If you judge a book by it's cover then you might simply walk past this place and not even notice that it is a church. It's building appears to sit on the corner of a street as part of a tenement block.
But if you get inside, a whole new world opens up, a counter-cultural, unique world that is the local church. All that excites me about the local church as the hope of the world is on view in this eclectic group of Jesus followers.
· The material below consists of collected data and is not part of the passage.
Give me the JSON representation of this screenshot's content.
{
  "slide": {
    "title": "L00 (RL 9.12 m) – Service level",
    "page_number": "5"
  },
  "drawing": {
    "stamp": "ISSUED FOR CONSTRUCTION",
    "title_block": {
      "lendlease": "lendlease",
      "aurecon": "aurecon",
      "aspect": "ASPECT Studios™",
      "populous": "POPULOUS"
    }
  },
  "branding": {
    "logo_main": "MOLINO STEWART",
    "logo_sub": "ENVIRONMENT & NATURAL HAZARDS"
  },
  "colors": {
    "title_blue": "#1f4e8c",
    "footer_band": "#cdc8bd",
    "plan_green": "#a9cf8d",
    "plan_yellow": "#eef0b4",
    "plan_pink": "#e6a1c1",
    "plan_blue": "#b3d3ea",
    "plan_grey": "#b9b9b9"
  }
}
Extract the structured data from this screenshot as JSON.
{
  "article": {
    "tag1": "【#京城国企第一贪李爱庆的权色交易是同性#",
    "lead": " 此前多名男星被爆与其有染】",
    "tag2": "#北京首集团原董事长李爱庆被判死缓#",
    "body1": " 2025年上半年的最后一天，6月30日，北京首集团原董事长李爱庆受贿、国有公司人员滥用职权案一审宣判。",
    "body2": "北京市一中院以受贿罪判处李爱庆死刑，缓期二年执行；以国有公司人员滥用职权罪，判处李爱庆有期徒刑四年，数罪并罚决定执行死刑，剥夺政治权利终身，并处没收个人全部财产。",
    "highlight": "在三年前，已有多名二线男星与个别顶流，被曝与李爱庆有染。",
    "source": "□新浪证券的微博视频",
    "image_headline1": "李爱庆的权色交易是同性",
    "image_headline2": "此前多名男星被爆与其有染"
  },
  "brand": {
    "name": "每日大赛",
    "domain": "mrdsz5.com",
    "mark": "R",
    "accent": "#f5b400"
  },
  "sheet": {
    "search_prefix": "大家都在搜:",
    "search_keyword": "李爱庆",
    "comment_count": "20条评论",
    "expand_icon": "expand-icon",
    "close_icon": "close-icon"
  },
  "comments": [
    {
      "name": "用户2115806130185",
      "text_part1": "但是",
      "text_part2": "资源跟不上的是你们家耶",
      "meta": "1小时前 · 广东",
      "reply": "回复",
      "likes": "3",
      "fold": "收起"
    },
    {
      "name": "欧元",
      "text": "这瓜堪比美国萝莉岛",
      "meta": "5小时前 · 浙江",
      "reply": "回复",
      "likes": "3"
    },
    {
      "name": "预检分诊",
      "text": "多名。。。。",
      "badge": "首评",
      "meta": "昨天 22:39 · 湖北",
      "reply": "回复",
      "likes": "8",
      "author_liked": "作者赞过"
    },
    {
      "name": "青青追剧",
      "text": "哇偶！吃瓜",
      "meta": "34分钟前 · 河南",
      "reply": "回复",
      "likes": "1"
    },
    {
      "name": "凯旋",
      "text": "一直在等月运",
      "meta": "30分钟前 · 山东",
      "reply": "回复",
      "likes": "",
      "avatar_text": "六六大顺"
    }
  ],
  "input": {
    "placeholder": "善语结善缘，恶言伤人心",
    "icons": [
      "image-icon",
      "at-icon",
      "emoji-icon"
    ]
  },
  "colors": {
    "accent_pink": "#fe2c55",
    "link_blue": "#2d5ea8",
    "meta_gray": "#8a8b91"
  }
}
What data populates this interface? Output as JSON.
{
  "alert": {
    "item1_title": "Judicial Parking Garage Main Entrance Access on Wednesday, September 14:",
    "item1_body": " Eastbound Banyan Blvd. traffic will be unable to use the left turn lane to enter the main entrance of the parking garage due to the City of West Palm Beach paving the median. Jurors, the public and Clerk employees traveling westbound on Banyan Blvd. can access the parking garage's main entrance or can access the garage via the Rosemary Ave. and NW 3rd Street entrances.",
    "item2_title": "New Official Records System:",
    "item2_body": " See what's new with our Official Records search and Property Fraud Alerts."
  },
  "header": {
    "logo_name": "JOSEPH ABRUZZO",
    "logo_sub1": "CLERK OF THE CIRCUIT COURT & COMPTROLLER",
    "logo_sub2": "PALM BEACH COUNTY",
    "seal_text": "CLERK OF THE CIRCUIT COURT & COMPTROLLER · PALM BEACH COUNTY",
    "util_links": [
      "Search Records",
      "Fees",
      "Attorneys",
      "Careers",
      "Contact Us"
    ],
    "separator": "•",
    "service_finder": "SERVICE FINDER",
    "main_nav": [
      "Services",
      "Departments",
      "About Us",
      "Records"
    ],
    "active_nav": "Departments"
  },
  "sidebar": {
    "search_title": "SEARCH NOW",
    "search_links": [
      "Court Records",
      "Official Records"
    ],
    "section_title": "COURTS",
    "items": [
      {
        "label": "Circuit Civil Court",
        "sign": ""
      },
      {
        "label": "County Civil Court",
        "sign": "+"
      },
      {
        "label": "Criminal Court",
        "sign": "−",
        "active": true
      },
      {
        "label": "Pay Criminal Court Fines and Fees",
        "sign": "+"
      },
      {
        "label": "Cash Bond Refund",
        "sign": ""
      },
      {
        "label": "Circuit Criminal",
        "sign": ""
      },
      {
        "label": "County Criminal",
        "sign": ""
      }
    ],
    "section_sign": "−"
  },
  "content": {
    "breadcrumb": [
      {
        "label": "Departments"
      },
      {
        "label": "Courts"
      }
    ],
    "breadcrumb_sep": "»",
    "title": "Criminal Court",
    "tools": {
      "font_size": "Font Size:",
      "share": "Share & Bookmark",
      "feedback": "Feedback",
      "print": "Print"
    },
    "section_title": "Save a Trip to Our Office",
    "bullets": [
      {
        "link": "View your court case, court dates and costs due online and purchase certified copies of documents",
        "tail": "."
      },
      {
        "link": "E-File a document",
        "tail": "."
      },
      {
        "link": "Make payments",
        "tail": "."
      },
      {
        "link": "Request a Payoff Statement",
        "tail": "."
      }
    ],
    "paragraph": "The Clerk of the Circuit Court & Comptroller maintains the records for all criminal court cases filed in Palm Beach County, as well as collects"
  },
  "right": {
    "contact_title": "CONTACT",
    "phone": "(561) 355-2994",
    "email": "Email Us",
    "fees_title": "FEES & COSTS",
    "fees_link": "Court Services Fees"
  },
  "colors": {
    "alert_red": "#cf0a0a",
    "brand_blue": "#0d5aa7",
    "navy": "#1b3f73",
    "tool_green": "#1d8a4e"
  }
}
The first thing that I saw on entering the building was the age range of the congregation. This was a congregation that welcomed all ages and the way the service was conducted proved that they were all welcome. Accessible worship for children without being childish. Kids were alert, involved, senior members of the congregation were fully supporting their involvement and engaging with them. The way worship was led and entered into allowed all people, without discrimination, to express their praise and thanksgiving.
Then there was the diversity in education. I spoke with adults with no qualifications, those who were hoping to achieve new academic targets of standard grades and at the same time to Phd students, all delighted to engage with the living word of God together.

Within this church family was a wide range of ethnic diversity. It looked just like the streets of Edinburgh. A variety of languages spoken, a variety accents, skin colours, and integrated into the worship a compassion for the peoples of this world.

As I left this church on Sunday evening I was rejoicing in what I had seen. There is no other place on earth where this diverese group of people would gather. There is a sense of love, welcome and belonging experienced and expressed by all, it is what the local church is all about.

In Christ, there is a place of welcome for everyone: when His body the church demonstrates it so clearly and it is experienced by so many it can only serve to strengthen the faithful witness of the Church to the transforming power of the grace of our Lord Jesus Christ.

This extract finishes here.